Des images satellites saisissantes. Des flammes gigantesques dévorant la toundra à perte de vue. Des panaches de fumée obscurcissant le ciel polaire. Depuis quelques semaines, l’Arctique est en proie à des incendies d’une ampleur et d’une intensité sans précédent, qui soulèvent l’inquiétude des scientifiques. Car au-delà de leur impact immédiat, ces mégafeux risquent bien d’accélérer dangereusement le réchauffement climatique à l’échelle planétaire.
Un phénomène exceptionnel et préoccupant
Selon les données du service européen Copernicus, les feux de végétation arctiques ont d’ores et déjà émis en juin 6,8 millions de tonnes de CO2 dans l’atmosphère. Un chiffre alarmant qui place ce mois parmi les pires des deux dernières décennies en termes d’émissions, juste derrière les saisons catastrophiques de 2019 et 2020. La république russe de Sakha, dans le nord-est sibérien, concentre l’essentiel de l’activité des flammes.
Si les incendies font partie du cycle naturel des écosystèmes boréaux, leur multiplication et leur intensification sont le signe indubitable d’un dérèglement climatique qui s’emballe. Car l’Arctique se réchauffe bien plus vite que le reste du globe, avec des températures grimpant jusqu’à 4 fois la moyenne mondiale.
L’Arctique, épicentre du réchauffement
Ce phénomène d’amplification arctique s’explique par différents mécanismes de rétroaction positive. Avec la fonte de la banquise et du pergélisol, les surfaces réfléchissantes disparaissent au profit d’étendues plus sombres qui absorbent davantage la chaleur solaire. La libération de CO2 et de méthane jusque-là emprisonnés dans les sols gelés vient encore aggraver le réchauffement.
L’Arctique est l’épicentre du changement climatique et les feux de végétation en hausse en Sibérie sont un avertissement clair sur le fait que ce système essentiel s’approche de points de bascule dangereux.
Gail Whiteman, professeur à l’université d’Exeter
Si rien n’est fait pour enrayer cette spirale infernale, les conséquences pourraient être dramatiques non seulement pour la région mais pour la planète entière. Outre les dégâts environnementaux irréversibles, la fonte du pergélisol menace de relâcher dans l’atmosphère des quantités faramineuses de gaz à effet de serre, propulsant le climat vers un emballement incontrôlable.

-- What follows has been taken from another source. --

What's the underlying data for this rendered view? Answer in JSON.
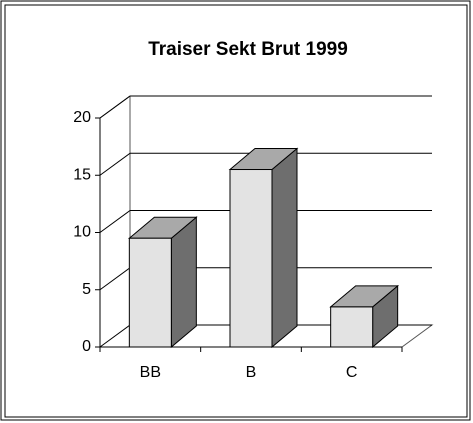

Un cercle vicieux alimenté par les feux
Dans ce contexte déjà critique, la recrudescence des incendies arctiques apparaît comme une bombe à retardement climatique. En plus de relâcher massivement du CO2, les flammes et les fumées accélèrent la fonte en noircissant la surface neigeuse et en y déposant de la suie. Un cercle vicieux particulièrement préoccupant.
Si certains feux sont d’origine naturelle (foudre), une part croissante serait due aux activités humaines qui gagnent du terrain dans l’Arctique avec le recul des glaces : industries extractives, transport maritime, tourisme… Les changements d’usage des terres et la gestion des forêts sont aussi pointés du doigt.
Un signal d’alarme pour l’humanité
Plus qu’un énième symptôme du réchauffement climatique, les mégafeux arctiques sont un véritable signal d’alarme. Ils nous montrent que même les régions les plus reculées et les écosystèmes les plus résilients sont en train de basculer sous l’effet de la pression humaine. Et que les points de basculement tant redoutés, capables d’emporter le système climatique vers un état inconnu, sont peut-être plus proches qu’on ne le pense.
Face à cette menace existentielle, une réaction forte et rapide s’impose. Cela passe par une réduction drastique des émissions de gaz à effet de serre pour limiter le réchauffement, combinée à des efforts pour protéger et restaurer les écosystèmes fragilisés. Dans l’Arctique comme ailleurs, il y a urgence à agir avant qu’il ne soit trop tard. Car ce qui se passe dans cette région lointaine nous concerne tous.